5. Conclusions

The first research question asked whether simulation modeling is used to support decision making in the IT service strategy context. This paper explores the use of simulation modeling in this scope and the works founded show that different simulation approaches have been used. According to their application fields, these works have been associated with the most suitable process of ITIL Service Strategy module.

The second research question asked whether it is adequate to use System Dynamics to solve IT service strategy problems. The main contribution of this work is a System Dynamics model in the scope of ITIL strategy of IT services process that helps service providers in the decision-making process to define their strategic goals. The simulation model allows analyzing the outcomes of changes in the service capacity, which a service provider assigns to a specific customer, and in the tendency of customer's service requests on the fulfillment of one of the business rules associated with the strategic goal customer satisfaction. This business rule is reflected in the SLA that the service provider and the customer sign and determines the maximum percentage of service requests that are permitted to be rejected because they have exceeded the response time established.

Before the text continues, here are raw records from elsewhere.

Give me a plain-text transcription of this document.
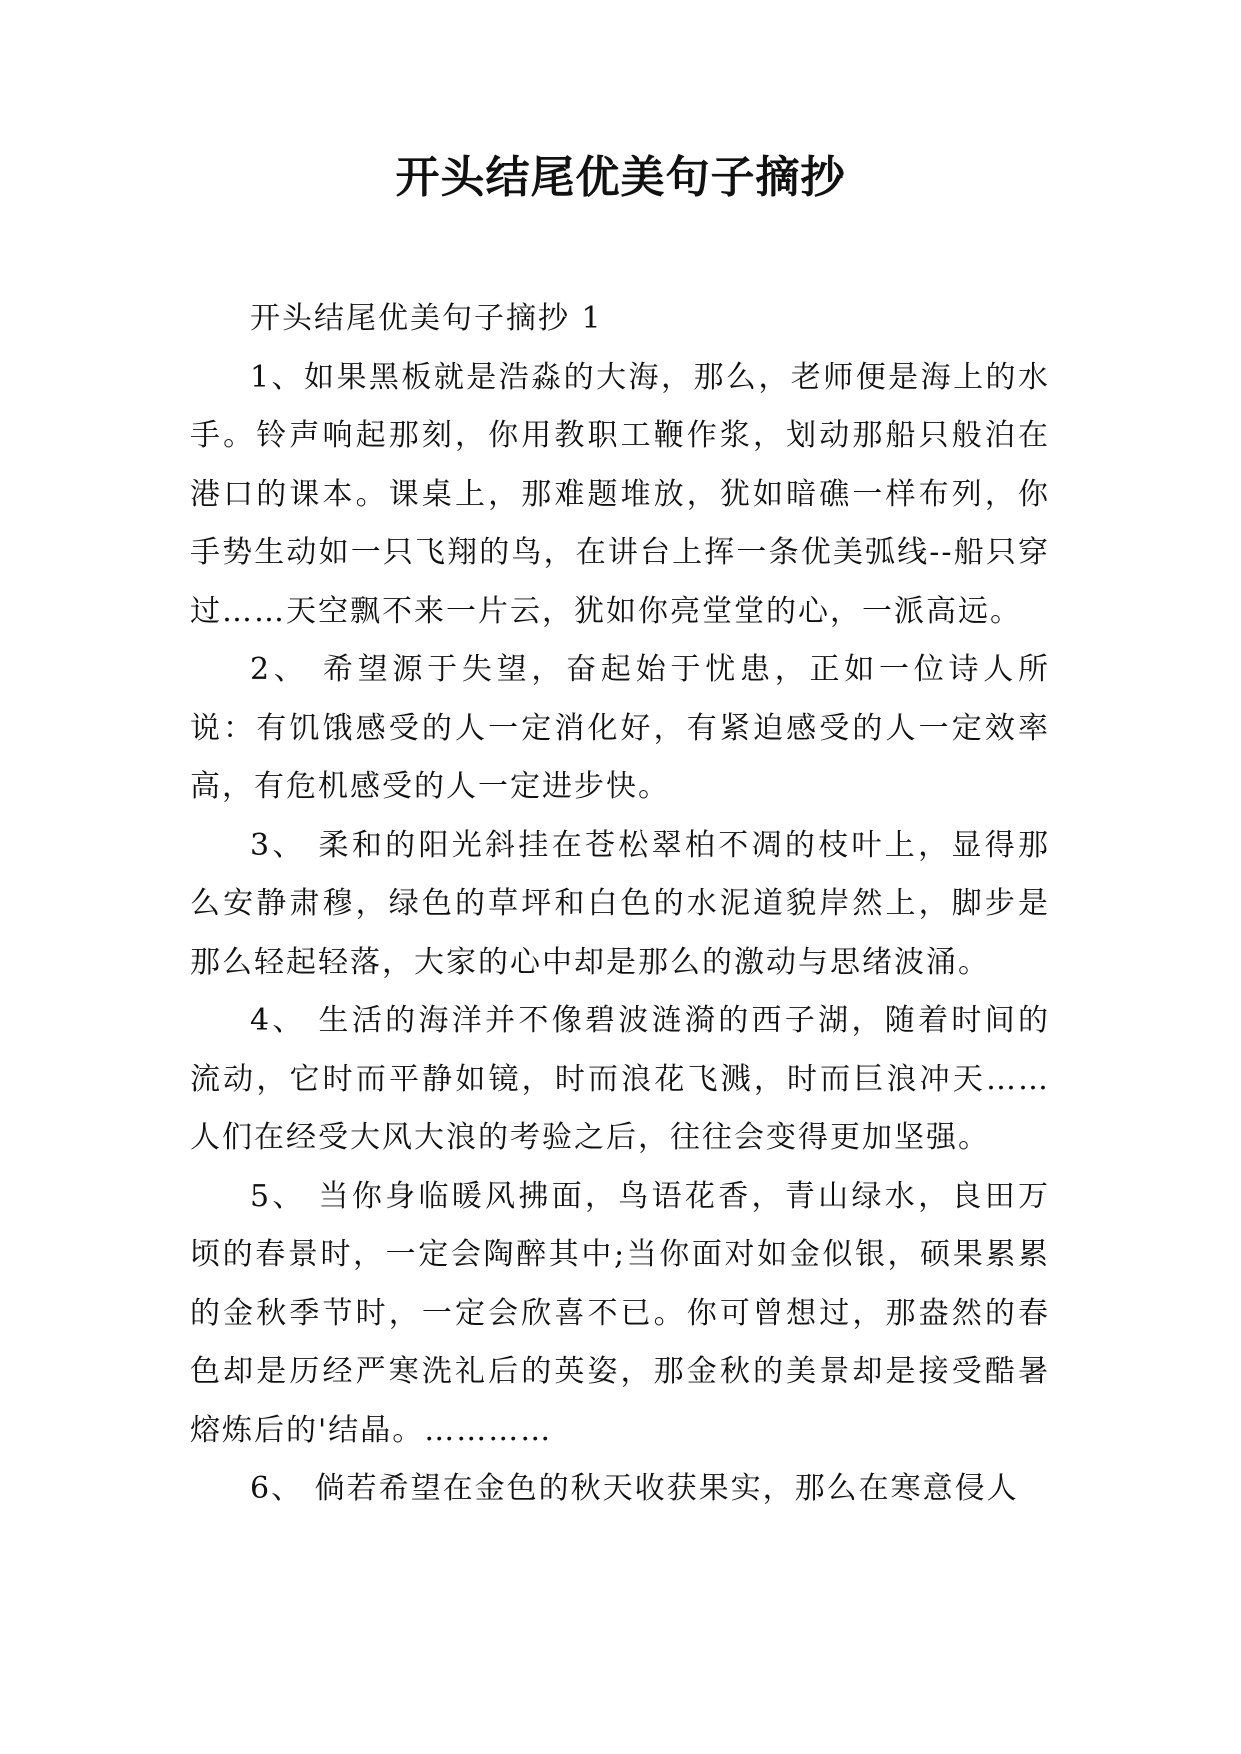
开头结尾优美句子摘抄

开头结尾优美句子摘抄 1

1、如果黑板就是浩淼的大海，那么，老师便是海上的水手。铃声响起那刻，你用教职工鞭作浆，划动那船只般泊在港口的课本。课桌上，那难题堆放，犹如暗礁一样布列，你手势生动如一只飞翔的鸟，在讲台上挥一条优美弧线--船只穿过……天空飘不来一片云，犹如你亮堂堂的心，一派高远。

2、 希望源于失望，奋起始于忧患，正如一位诗人所说：有饥饿感受的人一定消化好，有紧迫感受的人一定效率高，有危机感受的人一定进步快。

3、 柔和的阳光斜挂在苍松翠柏不凋的枝叶上，显得那么安静肃穆，绿色的草坪和白色的水泥道貌岸然上，脚步是那么轻起轻落，大家的心中却是那么的激动与思绪波涌。

4、 生活的海洋并不像碧波涟漪的西子湖，随着时间的流动，它时而平静如镜，时而浪花飞溅，时而巨浪冲天……人们在经受大风大浪的考验之后，往往会变得更加坚强。

5、 当你身临暖风拂面，鸟语花香，青山绿水，良田万顷的春景时，一定会陶醉其中;当你面对如金似银，硕果累累的金秋季节时，一定会欣喜不已。你可曾想过，那盎然的春色却是历经严寒洗礼后的英姿，那金秋的美景却是接受酷暑熔炼后的'结晶。…………

6、 倘若希望在金色的秋天收获果实，那么在寒意侵人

To do that, different simulation scenarios were configured by varying the service capacity and the tendency of service requests received. The main objectives of the experiments described in this study are as follows: (a) to evaluate the fulfillment of the business rule with the service capacity contracted by the customer, (b) to determine the lowest service capacity that ensures the fulfillment of the business rule, and (c) to analyze the service behavior by varying the service capacity assigned to the customer and the tendency of service requests received. The dynamic feature of the simulation model helps analyze the fulfillment of the business rule and the service behavior through time and determine the adequate moment to change the service capacity to guarantee the business rule fulfillment.

On the other hand, several optimization experiments were performed that allow determining the best values of decision variables that meet the following optimization objectives: (a) to minimize the service requests rejected, (b) to maximize the service requests validated, and (c) to minimize the nonfulfillment of the business rule.

The main objectives of our further works are as follows:

(i) extend the functionality of the simulation model presented in this work to solve more complex problems in the context of the IT service strategy.

(ii) develop simulation models to help in decision making in different domains of IT service management processes. For this, different simulation approaches can be applied;

(iii) apply the simulation models built in real companies to help calibrate and validate them. The usage of these models will provide important benefits for the companies.